On Twitter, a well-known vulnerability broker, Zerodium, reported that in the next months the company would not buy new exploits for vulnerabilities in iOS.
Zerodium believes that there is too many exploits and supply has greatly exceeded demand.
We will NOT purchase any new LPE [local privilege escalation] for Apple iOS, RCE [remote code execution] for Safari or a sandbox escape within the next two to three months due to the large number of offers for these vectors. Prices for “one-click” exploit chains (for example, through Safari), which do not guarantee a constant presence in the system, are likely to significantly fall in price in the nearest future”, — says Zerodium.
In turn, the head of Zerodium, Chauki Beckrar, writes in his personal Twitter the following:
iOS Security is fu%ked. Only PAC and non-persistence are holding it from going to zero…but we’re seeing many exploits bypassing PAC, and there are a few persistence exploits (0days) working with all iPhones/iPads. Let’s hope iOS 14 will be better».
Let me remind you that according to the current price list of the company, RCE + LPE vulnerabilities in Safari were estimated at 500,000 US dollars. More serious iOS exploits, such as FCP (full chain with persistence), can still cost up to $2,000,000.
At the same time, in the fall of last year, exploits for Android for the first time in history began to cost more than exploits for iOS. Then Chauki Bekrar explained that by changing prices this way, his company only reacts to market trends, and already noted that the number of exploits for iOS is growing rapidly.
Shortly thereafter, in December last year, Apple opened the bug bounty program to the public, existing since 2016, but previously available only to selected researchers.
Ryan Narraine, Intel’s security strategist, described Zerodium’s current position as a “pure PR / marketing gimmick” and described the company’s claims as trolling.
Patrick Wardle, principal researcher at Jamf Security and founder of Objective-See, told The Register reporters that Zerodium’s statements probably have a little truth and a little trolling.

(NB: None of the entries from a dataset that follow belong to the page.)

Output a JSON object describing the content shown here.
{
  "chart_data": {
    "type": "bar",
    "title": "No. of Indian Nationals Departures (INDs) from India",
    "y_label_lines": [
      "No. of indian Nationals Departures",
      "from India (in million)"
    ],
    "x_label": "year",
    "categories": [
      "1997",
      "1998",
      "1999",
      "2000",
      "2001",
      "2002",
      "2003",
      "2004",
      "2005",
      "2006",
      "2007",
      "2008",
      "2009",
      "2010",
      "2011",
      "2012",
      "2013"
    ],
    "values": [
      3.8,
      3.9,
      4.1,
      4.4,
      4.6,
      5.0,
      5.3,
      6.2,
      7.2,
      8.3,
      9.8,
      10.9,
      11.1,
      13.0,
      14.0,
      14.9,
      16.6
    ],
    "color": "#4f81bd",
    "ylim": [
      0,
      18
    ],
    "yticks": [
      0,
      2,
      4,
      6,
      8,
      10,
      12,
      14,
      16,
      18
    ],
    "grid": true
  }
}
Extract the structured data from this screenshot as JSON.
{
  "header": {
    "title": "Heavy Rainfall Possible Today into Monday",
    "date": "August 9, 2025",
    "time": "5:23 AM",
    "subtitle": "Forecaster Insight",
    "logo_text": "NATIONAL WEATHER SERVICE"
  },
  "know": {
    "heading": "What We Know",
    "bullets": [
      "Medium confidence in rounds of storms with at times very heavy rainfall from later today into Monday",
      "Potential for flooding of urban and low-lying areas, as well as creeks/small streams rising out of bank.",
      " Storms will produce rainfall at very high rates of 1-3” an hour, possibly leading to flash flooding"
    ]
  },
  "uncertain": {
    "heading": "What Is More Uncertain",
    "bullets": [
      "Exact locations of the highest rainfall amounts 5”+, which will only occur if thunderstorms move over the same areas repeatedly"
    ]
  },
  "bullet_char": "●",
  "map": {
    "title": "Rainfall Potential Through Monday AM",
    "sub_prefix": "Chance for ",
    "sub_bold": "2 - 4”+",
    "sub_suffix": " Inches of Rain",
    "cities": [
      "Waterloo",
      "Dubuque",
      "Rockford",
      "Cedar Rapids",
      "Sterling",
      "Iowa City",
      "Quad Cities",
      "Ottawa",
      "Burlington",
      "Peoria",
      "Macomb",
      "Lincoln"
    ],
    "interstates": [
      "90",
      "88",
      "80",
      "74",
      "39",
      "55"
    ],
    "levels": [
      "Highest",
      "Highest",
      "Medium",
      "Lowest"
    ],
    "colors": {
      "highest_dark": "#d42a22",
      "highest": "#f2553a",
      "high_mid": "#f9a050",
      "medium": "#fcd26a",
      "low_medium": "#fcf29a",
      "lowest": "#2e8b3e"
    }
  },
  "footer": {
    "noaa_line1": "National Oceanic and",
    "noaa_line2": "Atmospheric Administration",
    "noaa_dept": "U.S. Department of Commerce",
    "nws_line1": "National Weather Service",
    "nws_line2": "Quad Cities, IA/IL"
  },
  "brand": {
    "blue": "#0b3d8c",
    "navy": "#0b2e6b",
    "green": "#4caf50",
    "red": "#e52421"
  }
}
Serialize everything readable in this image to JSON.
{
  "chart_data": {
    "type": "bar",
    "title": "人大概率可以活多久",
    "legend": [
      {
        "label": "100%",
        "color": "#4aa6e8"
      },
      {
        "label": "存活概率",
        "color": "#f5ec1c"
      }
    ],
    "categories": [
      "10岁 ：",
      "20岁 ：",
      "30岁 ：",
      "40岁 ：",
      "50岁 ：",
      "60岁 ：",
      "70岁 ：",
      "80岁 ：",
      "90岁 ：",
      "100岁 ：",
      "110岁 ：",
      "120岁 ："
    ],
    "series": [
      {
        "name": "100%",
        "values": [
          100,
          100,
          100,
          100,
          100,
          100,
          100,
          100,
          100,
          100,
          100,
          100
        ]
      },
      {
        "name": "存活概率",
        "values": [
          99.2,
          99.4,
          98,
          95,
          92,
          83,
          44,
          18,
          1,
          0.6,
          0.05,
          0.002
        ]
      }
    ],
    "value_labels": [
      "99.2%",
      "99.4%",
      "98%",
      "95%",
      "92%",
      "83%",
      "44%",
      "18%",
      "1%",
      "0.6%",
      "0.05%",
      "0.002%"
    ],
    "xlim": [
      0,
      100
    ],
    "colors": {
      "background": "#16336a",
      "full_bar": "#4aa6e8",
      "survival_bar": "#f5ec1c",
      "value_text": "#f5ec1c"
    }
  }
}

It is unlikely that the Zerodium application will come as a surprise to iOS researchers / hackers. After all, this is just another operating system that can contain vulnerabilities and can be exploited. Yes, it may be harder to use them remotely, but we saw how iOS responded again and again, as the Google Project Zero and the NSO Group demonstrated”, — says Wardle.
We add that we recently wrote about hackers that can get in an iPhone by simply sending a text message.